Speaker was called "The Grey Eagle," a nickname that blends raw athletic power with a certain dullness. He was certainly one of the greatest athletes in the white leagues of the 1910s and 20s. As an all-around player, only Honus Wagner and Babe Ruth could match him. Speaker was the premier center fielder of his color and era, and perhaps of all time. He hit .345 lifetime, stole over 400 bases, and still holds the career record for doubles (792, a record that is under no pressure from any active player). Speaker was also a rodeo performer of some distinction, coming home to Texas to compete in the Fort Worth Stock Show rodeo in several different winters of his playing career.
Speaker managed in the major leagues and in the minors. He led the Cleveland Indians to their first World Championship, and also played on the 1912 and 1915 World Champion Boston Red Sox. He was one of the most famous and best-paid ballplayers of his day.

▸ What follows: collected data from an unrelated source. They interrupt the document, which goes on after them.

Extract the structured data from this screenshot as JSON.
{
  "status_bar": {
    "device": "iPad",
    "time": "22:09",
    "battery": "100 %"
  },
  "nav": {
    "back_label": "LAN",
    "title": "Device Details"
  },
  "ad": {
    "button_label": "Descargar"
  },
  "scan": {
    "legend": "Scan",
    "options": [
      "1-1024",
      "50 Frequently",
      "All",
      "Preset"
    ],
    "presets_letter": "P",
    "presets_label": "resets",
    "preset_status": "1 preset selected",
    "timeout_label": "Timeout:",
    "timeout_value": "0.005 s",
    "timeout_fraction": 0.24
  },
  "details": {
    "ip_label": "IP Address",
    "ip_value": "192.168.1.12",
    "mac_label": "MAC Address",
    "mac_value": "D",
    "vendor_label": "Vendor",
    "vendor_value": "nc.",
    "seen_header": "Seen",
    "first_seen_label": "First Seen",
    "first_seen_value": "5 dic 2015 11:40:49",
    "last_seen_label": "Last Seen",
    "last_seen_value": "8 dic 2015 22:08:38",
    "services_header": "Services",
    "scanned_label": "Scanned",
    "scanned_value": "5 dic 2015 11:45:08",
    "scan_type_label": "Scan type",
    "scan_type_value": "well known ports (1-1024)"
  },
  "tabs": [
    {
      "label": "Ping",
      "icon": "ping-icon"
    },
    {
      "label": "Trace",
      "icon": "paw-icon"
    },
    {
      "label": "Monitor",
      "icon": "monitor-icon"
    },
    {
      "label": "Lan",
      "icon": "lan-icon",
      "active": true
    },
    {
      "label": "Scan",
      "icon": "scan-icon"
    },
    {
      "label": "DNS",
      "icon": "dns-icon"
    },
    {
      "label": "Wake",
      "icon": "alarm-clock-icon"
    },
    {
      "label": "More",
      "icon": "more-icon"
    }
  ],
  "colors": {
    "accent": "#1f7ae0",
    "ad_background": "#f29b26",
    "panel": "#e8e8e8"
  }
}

But compared to the hyper-aggressive Cobb, the scheming McGraw, the antisocial Hornsby – or for that matter, compared to the ebullient Ruth, the hapless Joe Jackson, or the doomed Lou Gehrig – Speaker just doesn't have a very memorable personality. He was essentially a good ol' boy. He spent his summers playing ball and his winters roping cattle, hunting, and fishing. He married late, childlessly, and evidently happily. He had a decent education for a ballplayer of his time, having completed high school and briefly attended a white-collar trade school in Ft. Worth; he mixed easily with the college men among his teammates, like Larry Gardner and Harry Hooper, and was a successful businessman in Cleveland after retirement from baseball.
You get the sense, in fact, that Speaker would have been a steady friend and a prized business associate. He was active and successful in charity work, and a remarkably consistent ballplayer with a strong work ethic. But that life just doesn't make for riveting reading.

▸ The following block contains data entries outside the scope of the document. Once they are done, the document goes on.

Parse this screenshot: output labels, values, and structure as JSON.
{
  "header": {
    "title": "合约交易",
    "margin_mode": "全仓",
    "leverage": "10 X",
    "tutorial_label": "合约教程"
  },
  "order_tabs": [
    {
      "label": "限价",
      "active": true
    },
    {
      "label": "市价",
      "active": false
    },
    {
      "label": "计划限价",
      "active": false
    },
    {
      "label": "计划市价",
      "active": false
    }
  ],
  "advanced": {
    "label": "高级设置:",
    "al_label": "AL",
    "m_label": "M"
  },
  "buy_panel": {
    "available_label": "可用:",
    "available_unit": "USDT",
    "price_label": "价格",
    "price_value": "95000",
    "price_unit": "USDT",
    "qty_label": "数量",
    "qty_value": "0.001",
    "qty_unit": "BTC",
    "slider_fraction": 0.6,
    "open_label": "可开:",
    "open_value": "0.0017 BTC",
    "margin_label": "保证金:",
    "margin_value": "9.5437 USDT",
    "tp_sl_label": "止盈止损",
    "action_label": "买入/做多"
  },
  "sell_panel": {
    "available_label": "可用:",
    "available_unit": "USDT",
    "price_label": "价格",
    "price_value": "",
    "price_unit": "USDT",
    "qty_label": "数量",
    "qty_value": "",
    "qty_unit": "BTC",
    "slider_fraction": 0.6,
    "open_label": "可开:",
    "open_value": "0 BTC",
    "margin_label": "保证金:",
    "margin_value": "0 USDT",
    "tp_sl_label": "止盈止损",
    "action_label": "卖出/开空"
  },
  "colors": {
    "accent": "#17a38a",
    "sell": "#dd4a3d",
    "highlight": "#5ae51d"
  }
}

The one scandal in Speaker's entire life burst in the winter of 1926-27, when former teammate Dutch Leonard accused Speaker of conspiring with Cobb and Joe Wood to fix a game late in the 1919 season. The accusations put Leonard in a very bad light, embarrassed Wood, tarnished Cobb's none-too-glowing reputation slightly – and flowed right past Tris Speaker, because little evidence materialized that the game was in fact thrown, and still less that Speaker was involved in the slightest.
The Grey Eagle was too unexciting even to be brought low by scandal. In the biographical sense alone, I hasten to say. As a baseball player, he must have been a thrill to watch. He specialized in the unassisted double play: a remarkable enough play for a first baseman or a middle infielder, but spectacular for a center fielder. The 1920 Cleveland championship season alone, more elaborately told in Mike Sowell's The Pitch that Killed, was among the most memorable in baseball history; Speaker had to rebuild his club in midseason after New York pitcher Carl Mays killed Cleveland's star shortstop Ray Chapman with an errant pitch.
Speaker is sometimes rumored to have been a Klansman, but Alexander asserts that there is only one source for that story, and it is indirect (213). Spoke may well have been a racist at some point in his life, but he eagerly went to work for owner Bill Veeck after the integration of the Indians, coaching Larry Doby in outfield play.
The Speaker/Doby connection points to a long tradition in Cleveland: athletic center fielders who hit left-handed, run well, and can flat-out hit. Speaker's successors include Earl Averill, Doby, Kenny Lofton, and Grady Sizemore: with some differences here and there, players cast in much the same mold as Speaker. It's not the most storied of franchises, but the Indians have had some of the better center fielders, and the Grey Eagle is the model. Alexander talks of "getting a blank stare" from people when he said he was writing on Speaker (310). Spoke does not do much to revive Speaker's celebrity, but it does convey a sense of how exceptionally good Speaker was as an athlete, and that's a welcome contribution.
Alexander, Charles C. Spoke: A biography of Tris Speaker. Dallas: Southern Methodist University Press, 2007.